A proteção ao trabalho das pessoas portadoras de deficiências

São consideradas portadoras de deficiências as pessoas que devido à perda ou à anormalidade de uma estrutura ou função psicológica, fisiológica ou anatômica sofrem de incapacidade total ou parcial para o desempenho de atividades, dentro do padrão considerado normal para o ser humano.

A incapacidade é conceituada como uma redução efetiva e acentuada de integração social, com necessidade de equipamentos, adaptação, meios ou recursos especiais, para que a pessoa portadora de deficiência possa receber ou transmitir informações necessárias ao seu bem-estar pessoal e ao desempenho de função ou atividade exercida.

Sob o ponto de vista médico e de acordo com critérios técnicos, as deficiências são assim classificadas: I – deficiência física; II – deficiência auditiva; III – deficiência visual; IV – deficiência mental e V – deficiência múltipla.

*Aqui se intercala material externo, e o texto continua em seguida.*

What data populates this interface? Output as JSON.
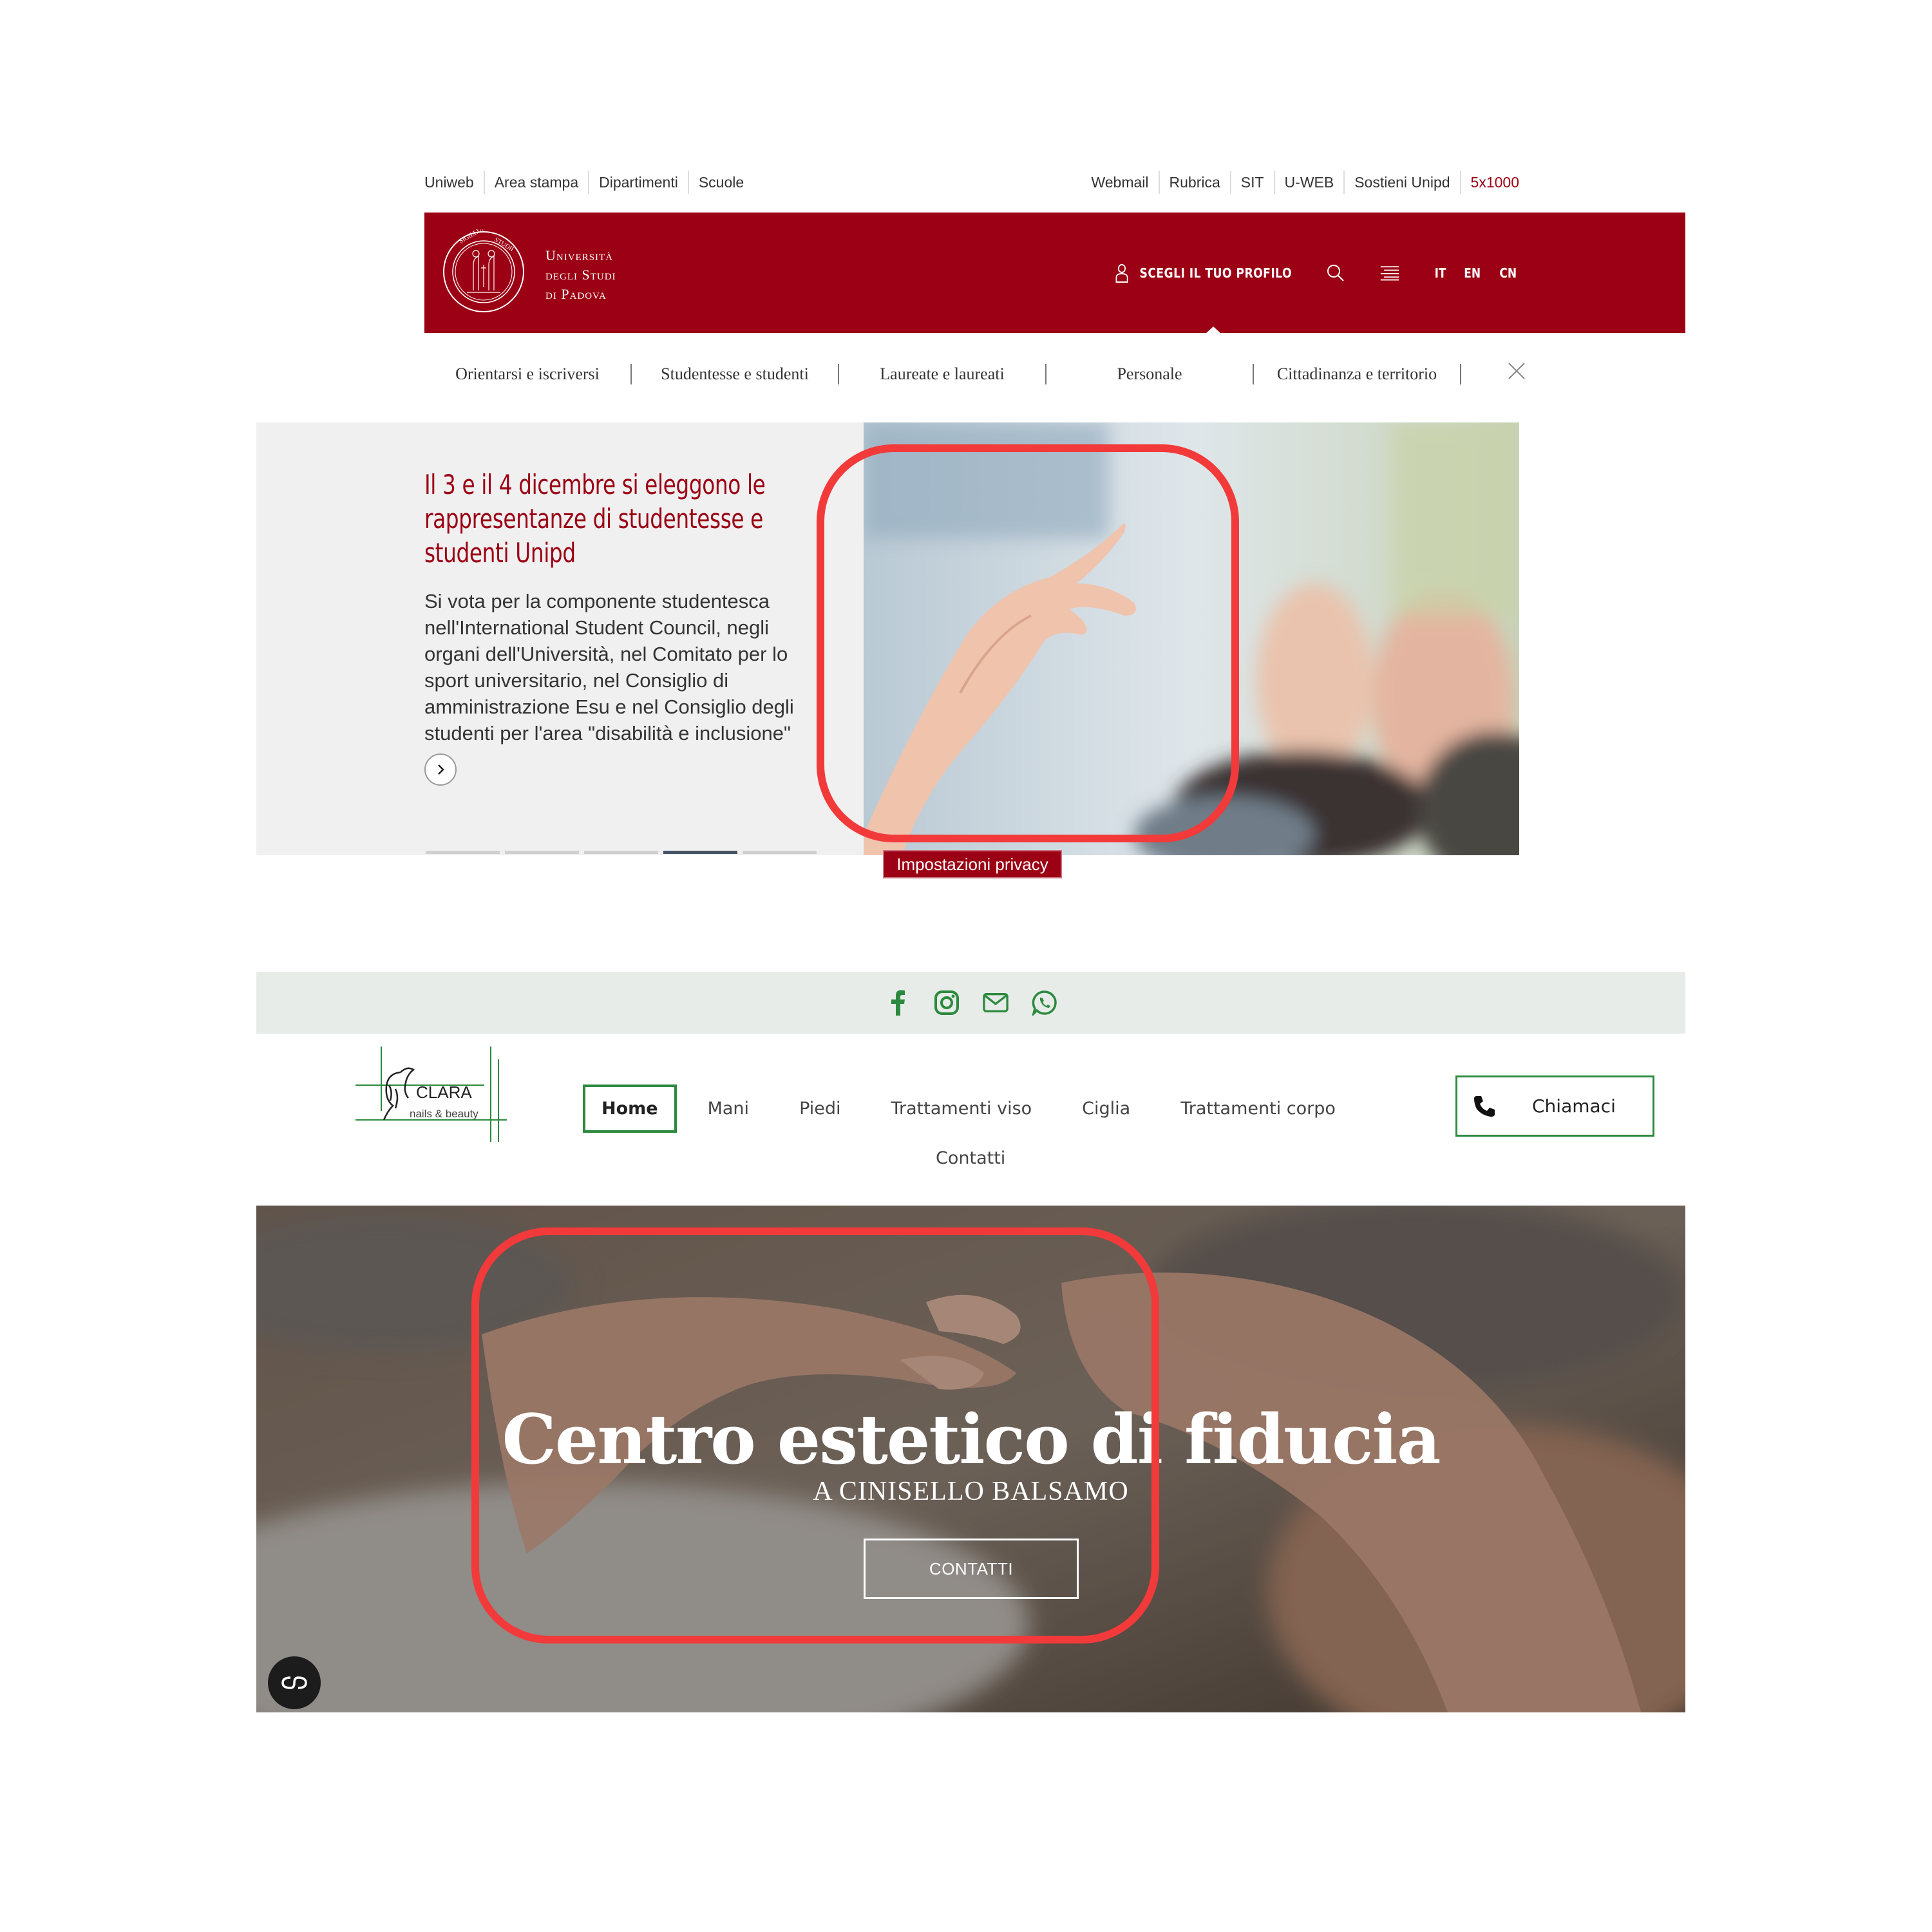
{
  "unipd": {
    "util_left": [
      "Uniweb",
      "Area stampa",
      "Dipartimenti",
      "Scuole"
    ],
    "util_right": [
      "Webmail",
      "Rubrica",
      "SIT",
      "U-WEB",
      "Sostieni Unipd",
      "5x1000"
    ],
    "name_lines": [
      "Università",
      "degli Studi",
      "di Padova"
    ],
    "profile_label": "SCEGLI IL TUO PROFILO",
    "languages": [
      "IT",
      "EN",
      "CN"
    ],
    "nav": [
      "Orientarsi e iscriversi",
      "Studentesse e studenti",
      "Laureate e laureati",
      "Personale",
      "Cittadinanza e territorio"
    ],
    "hero": {
      "title": "Il 3 e il 4 dicembre si eleggono le rappresentanze di studentesse e studenti Unipd",
      "description": "Si vota per la componente studentesca nell'International Student Council, negli organi dell'Università, nel Comitato per lo sport universitario, nel Consiglio di amministrazione Esu e nel Consiglio degli studenti per l'area \"disabilità e inclusione\"",
      "slides_total": 5,
      "active_slide": 4
    },
    "privacy_label": "Impostazioni privacy",
    "brand_color": "#9b0014"
  },
  "clara": {
    "social_icons": [
      "facebook-icon",
      "instagram-icon",
      "mail-icon",
      "whatsapp-icon"
    ],
    "logo_name": "CLARA",
    "logo_tagline": "nails & beauty",
    "nav": [
      "Home",
      "Mani",
      "Piedi",
      "Trattamenti viso",
      "Ciglia",
      "Trattamenti corpo"
    ],
    "nav_row2": "Contatti",
    "call_label": "Chiamaci",
    "hero": {
      "title": "Centro estetico di fiducia",
      "subtitle": "A CINISELLO BALSAMO",
      "button": "CONTATTI"
    },
    "accent_color": "#2b8a3e"
  }
}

O deficiente somente alcançará a integração social se forem cumpridos os corolários do princípio da igualdade, que envolve o trabalho, a cidadania, a dignidade da pessoa humana, o bem-estar e a justiça social. Nesse sentido, é dever do Estado e da sociedade civil promover medidas práticas que rompam com velhos hábitos que geram discriminação e exclusão social para o fim de permitir ao deficiente o seu legítimo direito de ser integrado no meio social. O deficiente não é um cidadão pela metade e merece ser tratado com justiça e dignidade, tendo seus direitos reconhecidos.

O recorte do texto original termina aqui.